The harder you push the Galant, the dumber you feel for bothering. Before unloading SUV-levels of understeer, the Galant pitches under cornering load and dives prodigiously in panic stops. Thrifty drivers on a Budget will get no kicks remembering the Alamo on a twisty on ramp or, more likely, circling for a parking space in a hotel parking lot. At least the four corner disc brakes keep the "fun" in check without hesitation or complaint.
Years ago, the market decided Mitsubishi's bread-and-butter sedan couldn’t hold a spent glow stick to the Camcordima. The market is still right; the Galant deserves its place in rental car infamy. As you will someday learn.
Roger Hislop on Feb 05, 2007
No one's mentioned the Mitsu Pajero (Shogun in UK, Montero in US, apparently because "pajero" in spanish means "wanker"). I had a second generation one for five blissfull years - the 3L SWB V6. The 2.4l inline petrol was a grossly underpowered POS, but the V6 rocked.
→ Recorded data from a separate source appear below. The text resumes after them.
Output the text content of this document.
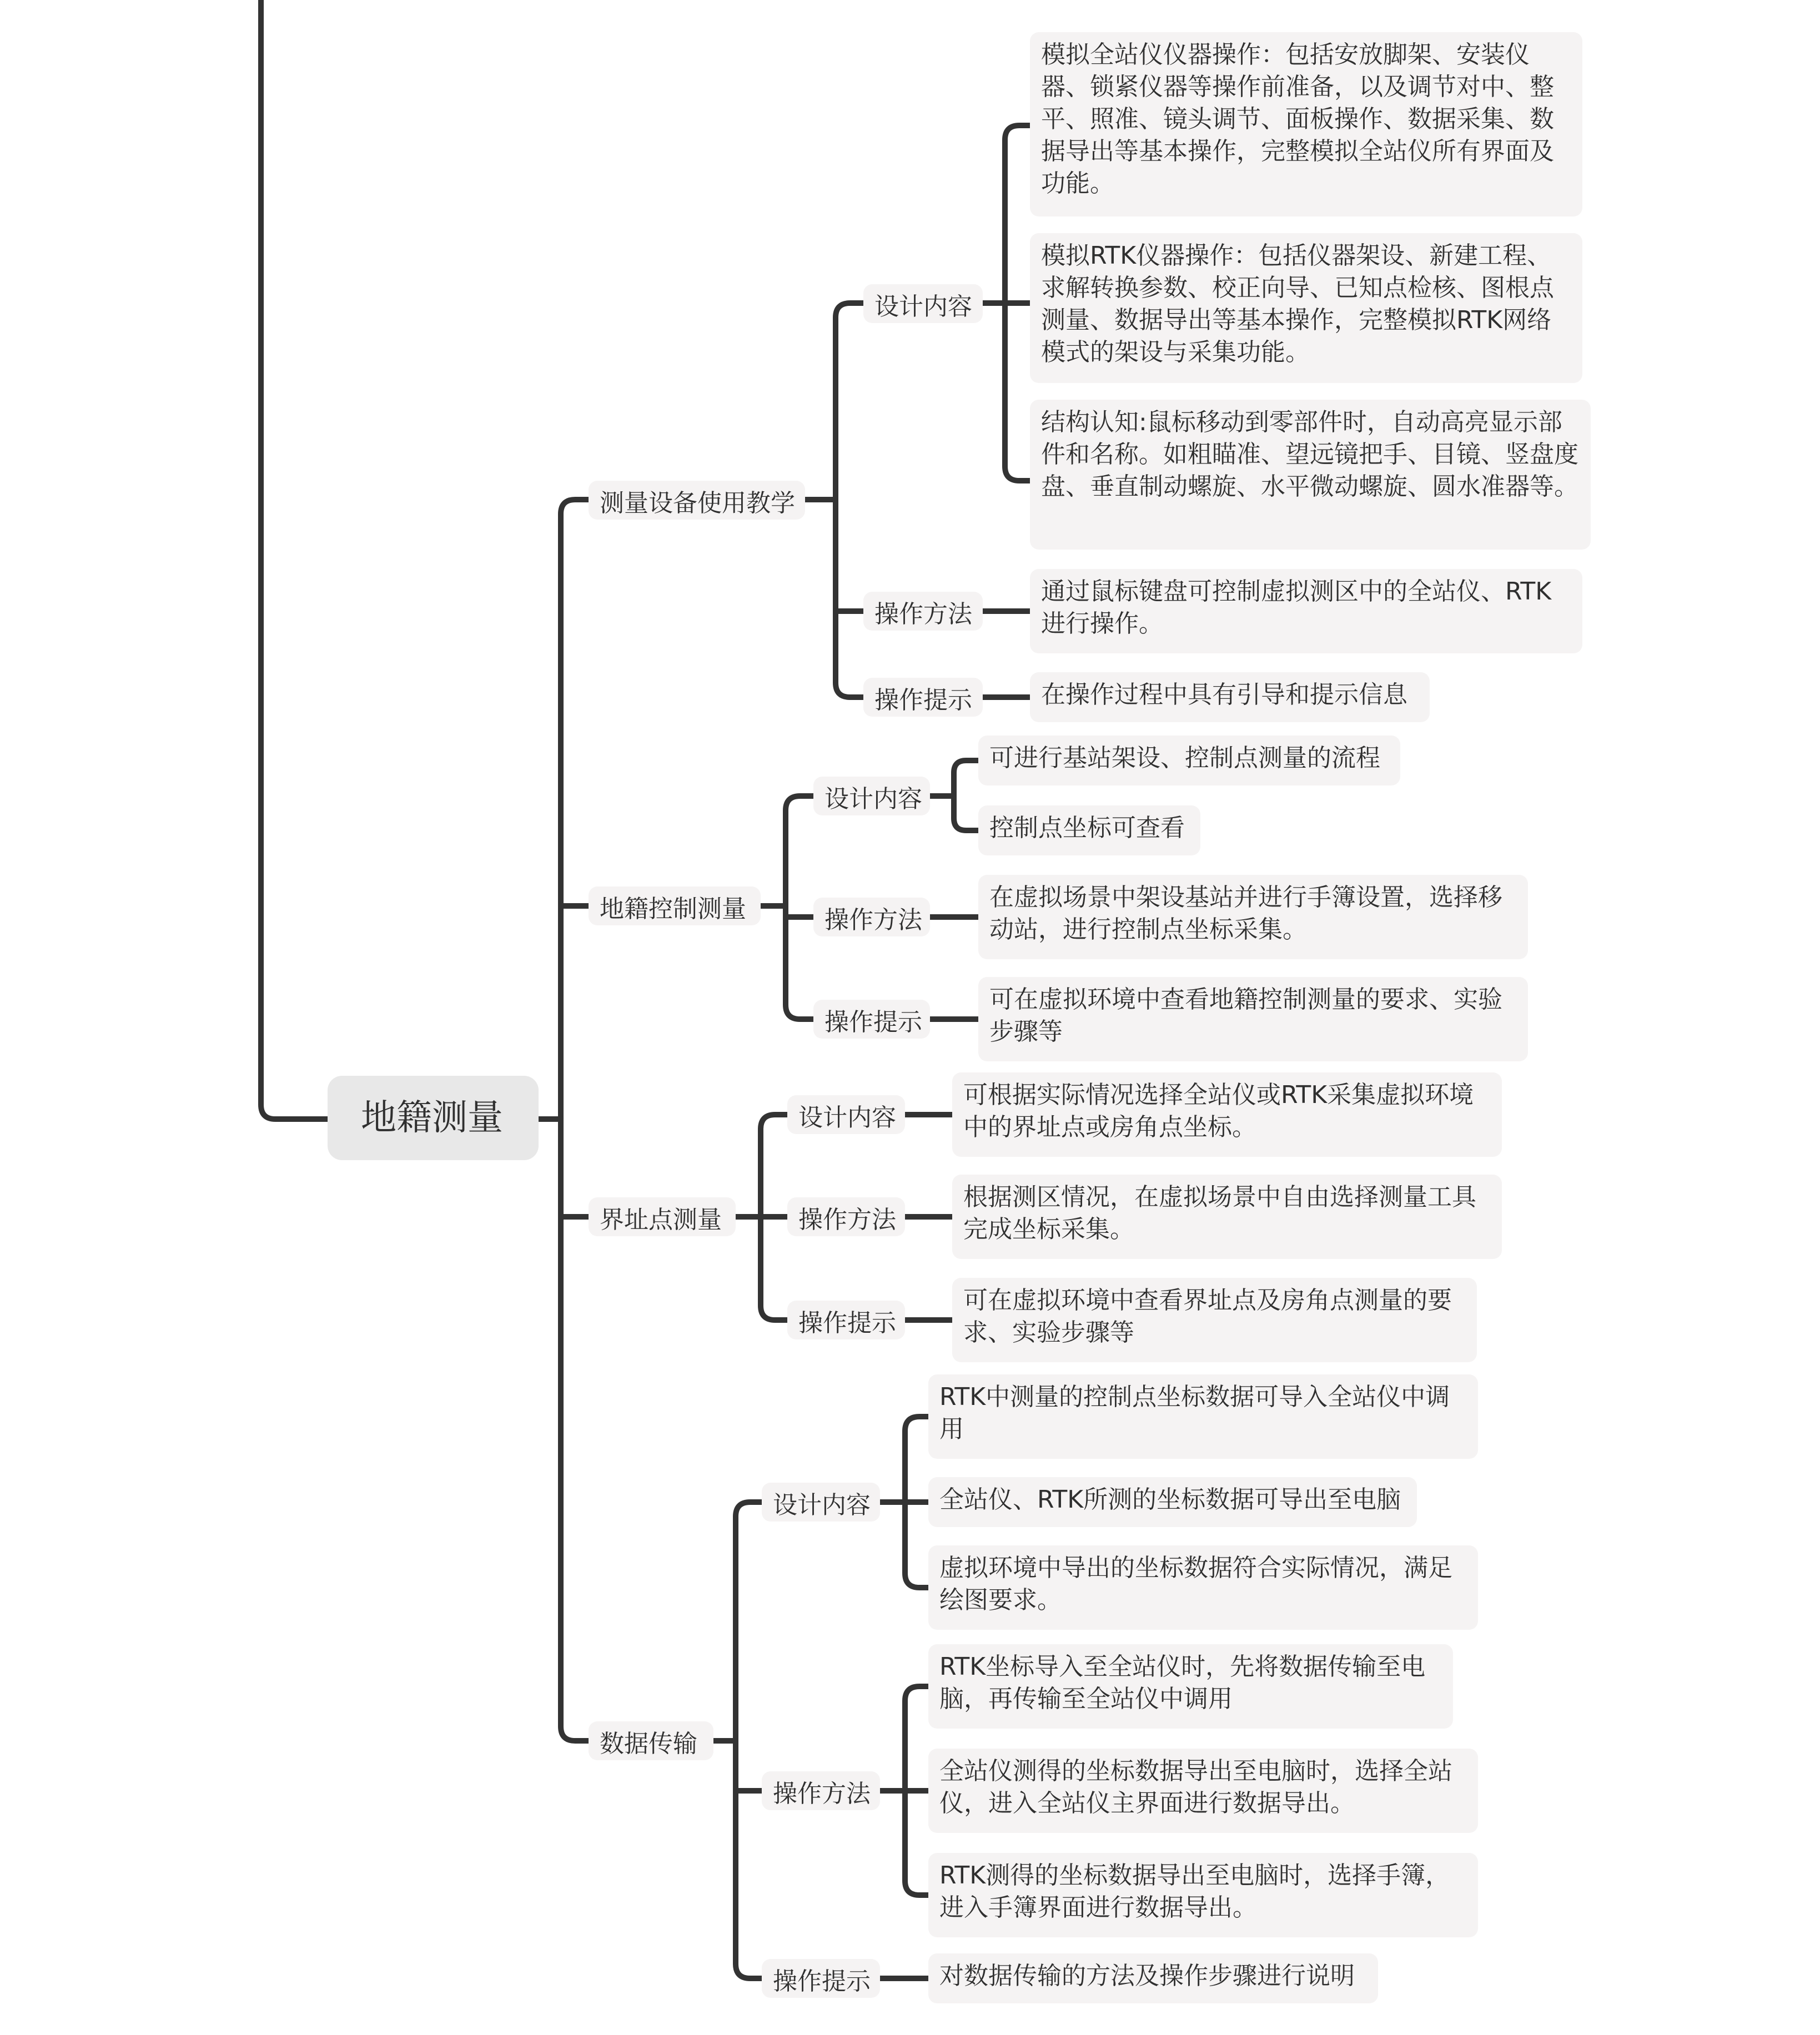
地籍测量
测量设备使用教学
设计内容
操作方法
操作提示
模拟全站仪仪器操作：包括安放脚架、安装仪器、锁紧仪器等操作前准备，以及调节对中、整平、照准、镜头调节、面板操作、数据采集、数据导出等基本操作，完整模拟全站仪所有界面及功能。
模拟RTK仪器操作：包括仪器架设、新建工程、求解转换参数、校正向导、已知点检核、图根点测量、数据导出等基本操作，完整模拟RTK网络模式的架设与采集功能。
结构认知:鼠标移动到零部件时，自动高亮显示部件和名称。如粗瞄准、望远镜把手、目镜、竖盘度盘、垂直制动螺旋、水平微动螺旋、圆水准器等。
通过鼠标键盘可控制虚拟测区中的全站仪、RTK进行操作。
在操作过程中具有引导和提示信息
地籍控制测量
设计内容
操作方法
操作提示
可进行基站架设、控制点测量的流程
控制点坐标可查看
在虚拟场景中架设基站并进行手簿设置，选择移动站，进行控制点坐标采集。
可在虚拟环境中查看地籍控制测量的要求、实验步骤等
界址点测量
设计内容
操作方法
操作提示
可根据实际情况选择全站仪或RTK采集虚拟环境中的界址点或房角点坐标。
根据测区情况，在虚拟场景中自由选择测量工具完成坐标采集。
可在虚拟环境中查看界址点及房角点测量的要求、实验步骤等
数据传输
设计内容
操作方法
操作提示
RTK中测量的控制点坐标数据可导入全站仪中调用
全站仪、RTK所测的坐标数据可导出至电脑
虚拟环境中导出的坐标数据符合实际情况，满足绘图要求。
RTK坐标导入至全站仪时，先将数据传输至电脑，再传输至全站仪中调用
全站仪测得的坐标数据导出至电脑时，选择全站仪，进入全站仪主界面进行数据导出。
RTK测得的坐标数据导出至电脑时，选择手簿，进入手簿界面进行数据导出。
对数据传输的方法及操作步骤进行说明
The Paj was comfortable and easy to drive onroad, light clutch and steering, easy to park in shopping malls, and you could rally it around like an idiot on dry tar (but give it welly on a corner on wet tar and it would swap ends faster than drug mule turning state's witness). Offroad it was phenomenal - which is why probably half of offroad rally cars (as in Paris Dakar, not WRC) are second gen Pajeros. You could almost take the 3.5L stocker, gut-and-rollcage it, put in fire protection be ready to race. The Super Select 4WD was brilliant - go from 2wd to 4wd at up to 60mp , with low range and electronically lockable rear diff. And the front seats had independant suspension. Eat that, you sad Landy luddites. It was stunningly reliable, and not too heavy on gas. Admittedly after ten years mine was drinking oil (common prob...not dripping, not smoking, just steadily sipping), and a top-end rebuild would have cost the earth (24 valves...). And the SWB had piss-all luggage space behind the back seats... The Pajero Evolution is a monster -- the Dakar weapon that's triumphed for well over decade. MPR 12 is 4L, six-speed sequential box, "only" 270hp and 412Nm. I was passed by Peterhansel in one. I was flat out on my bike on soft, rutted sand trails in dunes at about 160kph, he went past like I was standing sill. The third gen saw the start of the rot. They went from ladder frame to unibody, stuck in lots of folderols and build quality plummeted. Problems like exhaust baffles coming loose and rattling around, plastic fairings on the edges ripping off on steep approaches or departures offroad. And the bulges on the wheel arches gave it the profile of a bloated wrench. Now there's the fourth gen launched in Paris, and it's gone all first gen retro. It looks like the Hyundai Galloper (a 1st gen knockoff built under licence).
Glenn A. on Feb 06, 2007
Mitsubishi just said they've turned a profit, looks like they've turned the corner. The new Evo and Lancer look really good. The diminutive i car is neat, and I think they'd be crazy NOT to bring them to the states, if only as a 'statement' to say 'huh, you want to really be 'SMART'? Get a small car with FOUR seats!' A whole lot more practical than the SMART cars are going to be. (Plus the new SMART car uses guess what ? The Mitsubishi i drivetrain!) What I REALLY want to see is Mitsubishi's upcoming electric car, IF it will work in northern climates. No more gas stations... ah, I can dream, can't I? (95% of my driving is back & forth to work/ errands - for the rest, I'd keep my Prius).